Connect20 Summit: Building Trust with Communities is Key to Adoption
Digital navigators spoke about their work at the Connect20 Summit in Washington.
Jake Neenan
WASHINGTON, November 17, 2023 – Building legitimacy with underserved communities is a key part of the job for digital navigators, those working to help people adopt broadband services. It’s also one of the hardest, a group of those navigators said on Tuesday.
“This is the hardest work. The heaviest lift,” said Candace Browdy, director of Connect lake County, an organization that works to get discounted internet to low-income households in Illinois. “You’re representing a government benefit and you’re working with people who don’t have that built in trust of the government – for reasons that are legitimate.”
She spoke on a panel at the Connect20 Summit, an event aimed at facilitating conversations between digital navigators and policymakers as digital equity funds from the Infrastructure Act begin to flow.
Finding a shared connection with people is key to breaking down some of that hesitation, said Kendall Lee-Daugherty, a digital navigator for the Cherokee Nation in Oklahoma.
For him, that’s having grown up in the same area and community as the people he serves.
“Having someone who you know has grown up in your town, who knows the region and the companies there, who knows how customer service works… it’s more beneficial in the long run,” he said. “People in my community still call me up. They’re starting to treat the relationship more as a friendship.”
Walter Prescher, a digital navigator at a Texas nonprofit, said his status as a veteran helps him build trust in the state’s smaller, rural communities.
“Veterans are often trusted members of the community, and when they vouch for you, people will begin to buy in,” he said.

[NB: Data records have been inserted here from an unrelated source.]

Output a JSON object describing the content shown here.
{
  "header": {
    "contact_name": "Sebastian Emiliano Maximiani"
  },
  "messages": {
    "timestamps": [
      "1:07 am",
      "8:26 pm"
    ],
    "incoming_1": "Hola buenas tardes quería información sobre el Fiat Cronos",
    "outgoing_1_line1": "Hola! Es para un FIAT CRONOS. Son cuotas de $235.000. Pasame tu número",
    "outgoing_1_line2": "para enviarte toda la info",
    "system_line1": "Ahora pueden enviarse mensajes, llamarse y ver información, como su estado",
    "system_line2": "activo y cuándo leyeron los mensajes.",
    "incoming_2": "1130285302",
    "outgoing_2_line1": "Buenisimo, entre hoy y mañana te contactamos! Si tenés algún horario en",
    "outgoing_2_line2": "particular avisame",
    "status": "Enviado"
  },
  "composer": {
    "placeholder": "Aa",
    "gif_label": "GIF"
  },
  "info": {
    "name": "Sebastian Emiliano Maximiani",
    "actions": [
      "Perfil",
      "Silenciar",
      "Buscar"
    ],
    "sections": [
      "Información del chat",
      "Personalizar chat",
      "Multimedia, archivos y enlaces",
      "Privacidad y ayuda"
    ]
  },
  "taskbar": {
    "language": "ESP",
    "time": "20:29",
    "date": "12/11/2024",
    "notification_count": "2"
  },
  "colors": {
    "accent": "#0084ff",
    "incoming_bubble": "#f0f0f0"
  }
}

A sister program to the Biden administration’s $42.5 billion broadband expansion program, the Digital Equity Act makes $2.75 billion available for digital equity efforts, like hiring digital navigators to foster broadband adoption where people have access. About $60 million of that has been freed up for states to draft digital equity plans, with the remaining $2.69 billion set to become available in 2024.